La justice zimbabwéenne a validé le coup de force de l'armée qui a abouti à la démission du président Robert Mugabe, une décision qui sème déjà le doute sur la "nouvelle démocratie" promise par son successeur, Emmerson Mnangagwa.
Dans un jugement rendu public samedi par les médias d'Etat, un tribunal d'Harare a estimé "constitutionnelle" l'intervention des militaires destinée, selon lui, "à empêcher les proches de l'ancien président Robert Mugabe d'usurper le pouvoir".
Sans les nommer, ce jugement fait référence à l'ex-première dame du pays, Grace Mugabe, et à son entourage, à l'origine de la crise qui a provoqué la chute de son époux.
Les militaires avaient pris le contrôle du pays dans la nuit du 14 au 15 novembre pour s'opposer à l'éviction du vice-président d'alors Emmerson Mnangagwa, qui barrait la route à Grace Mugabe pour la succession de son mari.
Un porte-parole de l'armée avait alors assuré ne pas mener un coup d'Etat mais vouloir simplement éliminer des "criminels" de l'entourage de l'ex-chef de l'Etat.
La démission mardi du plus vieux dirigeant en exercice de la planète, 93 ans, après trente-sept ans de règne a été saluée par des manifestations de liesse à travers tout le pays.
Mais certains, dans l'opposition comme à l'étranger, ont émis des doutes sur l'aptitude du nouveau chef de l'Etat, longtemps aux commandes de l'appareil répressif de Robert Mugabe, à rompre avec les habitudes de l'ancien régime.
Le jugement du tribunal d'Harare n'a pas dissipé leurs inquiétudes.
"La justice a soutenu l'interprétation de l'armée selon laquelle il est autorisé et légal d'intervenir dans les affaires politiques", a estimé samedi Alex Magaisa, expert zimbabwéen en droit. "C'est un dangereux précédent qui met le gouvernement sous la coupe des militaires", a-t-il écrit sur le site Big Saturday Read.
"Justice étrange, sous contrôle ?", a tweeté le responsable régional de l'ONG Human Rights Watch (HRW), Dewa Mavhinga.
La comparution samedi des premières personnalités proches de Grace Mugabe arrêtées par l'armée n'a pas non plus levé les soupçons de justice sous influence.
L'ex-ministre des Finances, Ignatius Chombo, a été présenté à un tribunal pour des faits de corruption, d'abus de pouvoir et de fraude datant de la période 2004-2009.
Devant le juge, il a raconté avoir été interrogé pendant huit jours par des inconnus qu'il présume être des militaires, avant d'avoir été officiellement remis à la police.
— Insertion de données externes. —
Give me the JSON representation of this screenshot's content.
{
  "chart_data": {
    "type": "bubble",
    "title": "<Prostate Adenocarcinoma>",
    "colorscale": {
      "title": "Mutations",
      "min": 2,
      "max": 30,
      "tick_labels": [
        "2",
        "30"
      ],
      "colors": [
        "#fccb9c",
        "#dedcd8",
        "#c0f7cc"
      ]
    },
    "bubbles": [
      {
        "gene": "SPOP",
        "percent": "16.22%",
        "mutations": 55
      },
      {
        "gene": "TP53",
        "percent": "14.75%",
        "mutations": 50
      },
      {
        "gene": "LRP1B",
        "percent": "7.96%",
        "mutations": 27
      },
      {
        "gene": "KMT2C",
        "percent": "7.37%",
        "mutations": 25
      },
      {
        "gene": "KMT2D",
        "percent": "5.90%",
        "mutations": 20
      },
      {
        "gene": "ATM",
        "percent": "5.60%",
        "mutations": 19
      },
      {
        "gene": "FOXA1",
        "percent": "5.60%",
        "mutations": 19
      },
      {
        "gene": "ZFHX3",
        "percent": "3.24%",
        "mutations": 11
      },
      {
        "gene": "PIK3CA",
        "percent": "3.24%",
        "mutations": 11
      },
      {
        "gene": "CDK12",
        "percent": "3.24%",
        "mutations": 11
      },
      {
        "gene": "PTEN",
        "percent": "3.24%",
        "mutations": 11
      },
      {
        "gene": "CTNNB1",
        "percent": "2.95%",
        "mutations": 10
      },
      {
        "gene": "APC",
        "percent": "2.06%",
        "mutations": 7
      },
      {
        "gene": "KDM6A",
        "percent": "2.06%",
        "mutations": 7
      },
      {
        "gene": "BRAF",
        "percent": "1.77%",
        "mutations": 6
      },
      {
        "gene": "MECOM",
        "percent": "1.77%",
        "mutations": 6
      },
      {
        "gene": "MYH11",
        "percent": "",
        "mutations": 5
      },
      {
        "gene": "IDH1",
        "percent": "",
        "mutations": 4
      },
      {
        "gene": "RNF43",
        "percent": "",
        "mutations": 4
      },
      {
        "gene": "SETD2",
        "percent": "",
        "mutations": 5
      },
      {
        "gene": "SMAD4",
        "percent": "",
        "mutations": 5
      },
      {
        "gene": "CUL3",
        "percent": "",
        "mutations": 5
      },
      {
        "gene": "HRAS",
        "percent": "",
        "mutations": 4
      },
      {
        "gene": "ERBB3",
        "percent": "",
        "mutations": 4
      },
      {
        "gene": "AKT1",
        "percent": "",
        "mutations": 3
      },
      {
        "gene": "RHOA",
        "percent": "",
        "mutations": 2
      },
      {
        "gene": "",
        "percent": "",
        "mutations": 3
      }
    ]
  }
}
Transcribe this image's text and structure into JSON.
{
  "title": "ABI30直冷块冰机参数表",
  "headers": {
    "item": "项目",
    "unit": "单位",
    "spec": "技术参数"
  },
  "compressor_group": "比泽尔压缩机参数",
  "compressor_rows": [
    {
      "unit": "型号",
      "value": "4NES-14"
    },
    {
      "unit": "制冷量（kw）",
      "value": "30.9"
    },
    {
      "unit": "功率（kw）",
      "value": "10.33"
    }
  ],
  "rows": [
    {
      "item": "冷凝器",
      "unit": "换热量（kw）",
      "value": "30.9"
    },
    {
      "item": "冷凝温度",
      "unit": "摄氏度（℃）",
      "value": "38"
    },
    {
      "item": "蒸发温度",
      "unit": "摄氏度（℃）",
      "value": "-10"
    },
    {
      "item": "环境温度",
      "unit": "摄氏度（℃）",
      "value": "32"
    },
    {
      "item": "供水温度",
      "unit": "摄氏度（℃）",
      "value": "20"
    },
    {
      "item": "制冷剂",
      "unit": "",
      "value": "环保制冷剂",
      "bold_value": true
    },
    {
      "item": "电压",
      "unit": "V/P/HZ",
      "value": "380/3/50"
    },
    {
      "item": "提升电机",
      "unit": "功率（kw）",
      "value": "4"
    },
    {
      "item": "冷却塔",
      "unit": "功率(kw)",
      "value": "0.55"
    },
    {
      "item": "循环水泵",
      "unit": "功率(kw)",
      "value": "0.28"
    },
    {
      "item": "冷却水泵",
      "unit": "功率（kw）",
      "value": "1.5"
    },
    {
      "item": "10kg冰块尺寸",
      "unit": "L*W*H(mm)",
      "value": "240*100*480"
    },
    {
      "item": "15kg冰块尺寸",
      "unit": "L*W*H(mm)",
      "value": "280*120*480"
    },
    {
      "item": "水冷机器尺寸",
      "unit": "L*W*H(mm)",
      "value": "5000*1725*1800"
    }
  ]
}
"Tous les jours c'était plus ou moins la même chose. Un interrogatoire par une ou deux personnes que je ne pouvais voir", a raconté M. Chombo. "L'un m'a dit que je n'avais pas bien géré mes ministères. Un autre que je n'avais pas bien dirigé le parti".
Le juge a renvoyé à lundi sa décision sur l'incarcération ou non de l'ex-ministre. D'ici là, il restera en détention dans un hôpital pour des soins dont la nature n'a pas été précisée.
Avant lui, l'ancien chef de la Ligue des jeunes du parti au pouvoir, la Zanu-PF, Kudzai Chipanga, a comparu pour avoir "publié des déclarations qui portent préjudice" à l'Etat ou à l'armée. Il a affirmé à la barre avoir été battu en détention.
Le juge l'a placé en détention jusqu'à son procès.
Emmerson Mnangagwa, 75 ans, a été officiellement investi vendredi devant plusieurs dizaines de milliers de partisans enthousiastes, réunis dans un stade de la capitale.
Dans son discours d'investiture, il a promis de redresser l'économie, de lutter contre la corruption et que les élections prévues en 2018 seraient "libres et honnêtes".
De retour d'exil deux jours plus tôt, il avait salué le "début d'une nouvelle démocratie" dans son pays.
Fidèle parmi les fidèles du régime, M. Mnangagwa, proche de la hiérarchie sécuritaire et plusieurs fois ministre, traîne toutefois derrière lui une réputation d'exécuteur des basses oeuvres répressives de l'ex-président Mugabe.
Selon Amnesty International, des dizaines de milliers de personnes ont été torturées, ont disparu ou ont été tuées pendant les presque quatre décennies de l'ère Mugabe.
"La question que se posent les Zimbabwéens, c'est de savoir si Mnangagwa va continuer à recourir aux sales coups de Mugabe, ou saisir l'occasion qui s'ouvre à lui pour s'imposer comme un dirigeant sincèrement apprécié", a résumé l'analyste Charles Laurie, de l'institut Maplecroft Risks.